On average, most people take in approximately 30 to 50 milligrams per day of aluminum from food; those using over-the-counter medications such as antacids and buffered aspirins ingest larger amounts, roughly five grams a day. At that level, there is little evidence of harm, most experts say.
Skeptics cite such a lack of epidemiologic evidence in the decades since the concern was first raised and say avoiding the third most common element in Earth's crust is impossible. Even if people were to ban aluminum pots and pans, chuck soda cans or cap antiperspirants, the ubiquitous metal would still be in the food they eat, the water they drink and, sometimes, even in the air they breathe.
"Everyone's been exposed, which makes it very difficult to study," says epidemiologist Amy Borenstein of the College of Public Health at the University of South Florida in Tampa.
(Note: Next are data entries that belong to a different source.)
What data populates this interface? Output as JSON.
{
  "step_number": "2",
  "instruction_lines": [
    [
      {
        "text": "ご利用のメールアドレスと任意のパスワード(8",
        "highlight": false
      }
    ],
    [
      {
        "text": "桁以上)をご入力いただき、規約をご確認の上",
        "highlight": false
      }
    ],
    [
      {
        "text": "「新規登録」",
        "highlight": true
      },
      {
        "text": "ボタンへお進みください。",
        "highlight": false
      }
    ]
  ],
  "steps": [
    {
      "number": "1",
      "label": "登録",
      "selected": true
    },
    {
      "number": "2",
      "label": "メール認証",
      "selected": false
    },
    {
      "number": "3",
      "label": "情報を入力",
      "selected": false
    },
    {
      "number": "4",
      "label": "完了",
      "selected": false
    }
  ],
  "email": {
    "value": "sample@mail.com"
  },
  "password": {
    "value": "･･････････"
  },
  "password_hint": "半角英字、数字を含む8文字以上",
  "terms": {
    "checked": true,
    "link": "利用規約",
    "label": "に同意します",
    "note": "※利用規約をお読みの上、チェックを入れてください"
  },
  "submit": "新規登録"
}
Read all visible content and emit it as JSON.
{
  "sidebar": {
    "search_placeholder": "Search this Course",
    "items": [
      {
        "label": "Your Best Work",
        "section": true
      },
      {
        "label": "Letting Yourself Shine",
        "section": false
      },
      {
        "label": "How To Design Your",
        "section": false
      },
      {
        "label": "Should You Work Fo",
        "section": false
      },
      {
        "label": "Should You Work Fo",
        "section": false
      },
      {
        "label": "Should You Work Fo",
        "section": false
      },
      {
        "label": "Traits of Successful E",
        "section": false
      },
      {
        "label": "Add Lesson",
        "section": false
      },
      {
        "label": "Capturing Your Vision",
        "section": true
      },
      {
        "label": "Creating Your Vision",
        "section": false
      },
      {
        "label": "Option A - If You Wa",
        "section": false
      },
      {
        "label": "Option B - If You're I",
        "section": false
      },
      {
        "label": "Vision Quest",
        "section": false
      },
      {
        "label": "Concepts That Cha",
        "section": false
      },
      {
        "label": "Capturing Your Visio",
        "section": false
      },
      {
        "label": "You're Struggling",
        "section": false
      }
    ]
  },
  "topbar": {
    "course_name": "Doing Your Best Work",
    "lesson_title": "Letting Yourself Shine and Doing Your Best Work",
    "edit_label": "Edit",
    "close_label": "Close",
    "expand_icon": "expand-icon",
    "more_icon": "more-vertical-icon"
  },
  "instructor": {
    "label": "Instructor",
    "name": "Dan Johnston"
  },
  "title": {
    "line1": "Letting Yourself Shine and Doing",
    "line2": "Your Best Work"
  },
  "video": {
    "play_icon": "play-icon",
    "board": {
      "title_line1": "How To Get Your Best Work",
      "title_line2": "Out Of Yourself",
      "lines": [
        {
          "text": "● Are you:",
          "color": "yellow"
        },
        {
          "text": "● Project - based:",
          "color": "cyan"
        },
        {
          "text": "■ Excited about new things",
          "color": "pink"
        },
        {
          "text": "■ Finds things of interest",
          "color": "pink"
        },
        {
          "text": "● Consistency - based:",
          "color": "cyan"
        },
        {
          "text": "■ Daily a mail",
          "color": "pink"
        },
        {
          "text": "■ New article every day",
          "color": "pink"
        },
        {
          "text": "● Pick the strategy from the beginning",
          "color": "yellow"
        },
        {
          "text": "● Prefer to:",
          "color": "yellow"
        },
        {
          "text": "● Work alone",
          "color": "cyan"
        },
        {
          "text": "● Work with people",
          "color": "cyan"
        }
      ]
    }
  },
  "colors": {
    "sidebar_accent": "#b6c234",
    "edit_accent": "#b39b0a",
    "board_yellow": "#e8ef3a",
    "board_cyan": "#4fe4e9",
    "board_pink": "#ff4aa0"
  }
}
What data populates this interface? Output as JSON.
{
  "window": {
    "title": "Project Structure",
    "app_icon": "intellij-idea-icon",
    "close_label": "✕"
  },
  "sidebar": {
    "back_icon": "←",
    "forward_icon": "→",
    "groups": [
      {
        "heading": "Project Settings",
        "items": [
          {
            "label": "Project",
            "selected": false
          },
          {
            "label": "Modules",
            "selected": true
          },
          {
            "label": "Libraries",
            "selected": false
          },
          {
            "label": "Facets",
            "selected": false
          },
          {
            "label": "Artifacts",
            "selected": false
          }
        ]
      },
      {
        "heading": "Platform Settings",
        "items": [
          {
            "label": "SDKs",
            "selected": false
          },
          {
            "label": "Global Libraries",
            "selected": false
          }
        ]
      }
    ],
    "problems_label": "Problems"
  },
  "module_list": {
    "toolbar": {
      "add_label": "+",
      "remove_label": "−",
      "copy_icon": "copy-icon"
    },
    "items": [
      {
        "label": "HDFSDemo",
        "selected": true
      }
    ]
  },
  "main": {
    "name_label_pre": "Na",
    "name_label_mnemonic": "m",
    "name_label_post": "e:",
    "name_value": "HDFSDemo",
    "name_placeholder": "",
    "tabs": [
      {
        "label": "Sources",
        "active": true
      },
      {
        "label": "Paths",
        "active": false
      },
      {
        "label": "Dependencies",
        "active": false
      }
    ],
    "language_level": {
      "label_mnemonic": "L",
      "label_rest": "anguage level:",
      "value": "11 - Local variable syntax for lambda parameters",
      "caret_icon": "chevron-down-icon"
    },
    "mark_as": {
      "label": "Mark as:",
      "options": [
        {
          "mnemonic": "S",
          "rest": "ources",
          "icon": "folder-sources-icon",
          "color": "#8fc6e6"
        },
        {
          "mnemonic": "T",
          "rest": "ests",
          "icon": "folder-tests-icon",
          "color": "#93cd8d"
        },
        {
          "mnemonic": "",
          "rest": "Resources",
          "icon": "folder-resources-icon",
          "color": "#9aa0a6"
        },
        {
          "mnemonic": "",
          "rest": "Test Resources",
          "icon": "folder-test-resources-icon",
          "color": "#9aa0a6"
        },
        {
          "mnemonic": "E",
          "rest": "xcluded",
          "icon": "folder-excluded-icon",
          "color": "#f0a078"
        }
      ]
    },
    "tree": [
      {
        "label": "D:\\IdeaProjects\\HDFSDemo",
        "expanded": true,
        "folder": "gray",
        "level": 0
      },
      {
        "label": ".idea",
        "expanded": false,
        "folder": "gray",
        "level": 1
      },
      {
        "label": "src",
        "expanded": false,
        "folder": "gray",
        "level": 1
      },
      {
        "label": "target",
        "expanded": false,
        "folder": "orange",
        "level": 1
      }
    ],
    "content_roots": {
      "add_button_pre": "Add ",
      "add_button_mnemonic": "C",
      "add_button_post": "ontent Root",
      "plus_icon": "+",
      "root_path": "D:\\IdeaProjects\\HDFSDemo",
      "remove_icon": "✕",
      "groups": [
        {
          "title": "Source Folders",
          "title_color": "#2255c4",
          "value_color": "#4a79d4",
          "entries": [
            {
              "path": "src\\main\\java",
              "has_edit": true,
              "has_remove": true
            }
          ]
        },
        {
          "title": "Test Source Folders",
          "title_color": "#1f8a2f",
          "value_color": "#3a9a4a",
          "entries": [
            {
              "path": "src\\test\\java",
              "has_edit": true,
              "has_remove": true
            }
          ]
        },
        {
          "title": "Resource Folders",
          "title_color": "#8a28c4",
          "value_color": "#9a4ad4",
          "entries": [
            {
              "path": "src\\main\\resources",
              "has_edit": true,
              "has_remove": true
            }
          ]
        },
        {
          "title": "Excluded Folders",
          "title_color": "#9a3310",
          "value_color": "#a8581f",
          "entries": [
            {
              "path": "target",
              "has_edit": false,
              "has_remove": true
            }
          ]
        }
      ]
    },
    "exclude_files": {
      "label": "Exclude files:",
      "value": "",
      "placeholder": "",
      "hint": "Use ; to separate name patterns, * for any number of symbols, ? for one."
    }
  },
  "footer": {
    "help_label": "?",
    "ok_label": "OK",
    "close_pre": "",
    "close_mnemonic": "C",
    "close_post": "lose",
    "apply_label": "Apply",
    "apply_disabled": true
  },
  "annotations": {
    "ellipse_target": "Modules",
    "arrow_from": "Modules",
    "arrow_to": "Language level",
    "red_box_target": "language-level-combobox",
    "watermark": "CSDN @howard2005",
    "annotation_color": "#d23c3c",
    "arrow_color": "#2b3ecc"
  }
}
Her 1990 case-control study, reported in the Journal of Clinical Epidemiology, found no association between aluminum-containing products and Alzheimer's disease. "If it even plays a role at all," she says, "it's negligible."
William Thies, vice president of medical and scientific relations at the Alzheimer's Association in Chicago, calls the notion that antiperspirants could cause Alzheimer's disease an old legend. "One of the things that happens in Alzheimer's brains is that they shrink," he says. "So, you have accumulated a certain amount of aluminum in your brain, and as your brain shrinks, the concentration is going to appear high."
Cancer has also been a source of concern for some, which may have originated with instructions that women avoid antiperspirants, deodorants, powders and lotions before mammograms in order to avoid confusing shadows on X-rays. This may have led to confusion about a potential link between cancer and personal care products.
Adding to uncertainty, in the 1990s an anonymous e-mail chain letter warned that antiperspirants caused breast cancer. Ted Gansler, director of medical content at the American Cancer Society in Atlanta, says that in the past seven years, his organization has received thousands of e-mails and phone calls in response to this chain letter.
The letter claims that inhibiting perspiration causes harmful substances to be trapped in the body where they form cancer. But sweat is mostly electrolytes and water, Gansler says, and sweating is not a significant mechanism for expelling unwanted compounds, more commonly eliminated in urine and feces. "It would be nice if as many people as [those who] forwarded the e-mail about antiperspirants, urged their friends and relatives to get a mammogram every year starting at age 40," he says. "We would have saved a lot more lives."
The idea that toxics would enter the body through the underarm, migrate to the lymph nodes and then travel to the breast may have more to do with geography than biology. "Why you would think that antiperspirant would somehow go upstream and get into your lymph nodes and then somehow get into the breast is unclear," says Timothy Moynihan, education chair and consultant for the division of medical oncology at the Mayo Clinic in Rochester, Minn. "It doesn't make sense other than the fact that it's in the neighborhood."
Ultimately, lifestyle changes like exercising are more important than whether or not your underarms are sweaty while you are walking around or working out. "Everyone worries about underarm antiperspirants," Moynihan adds, "but nobody quits smoking."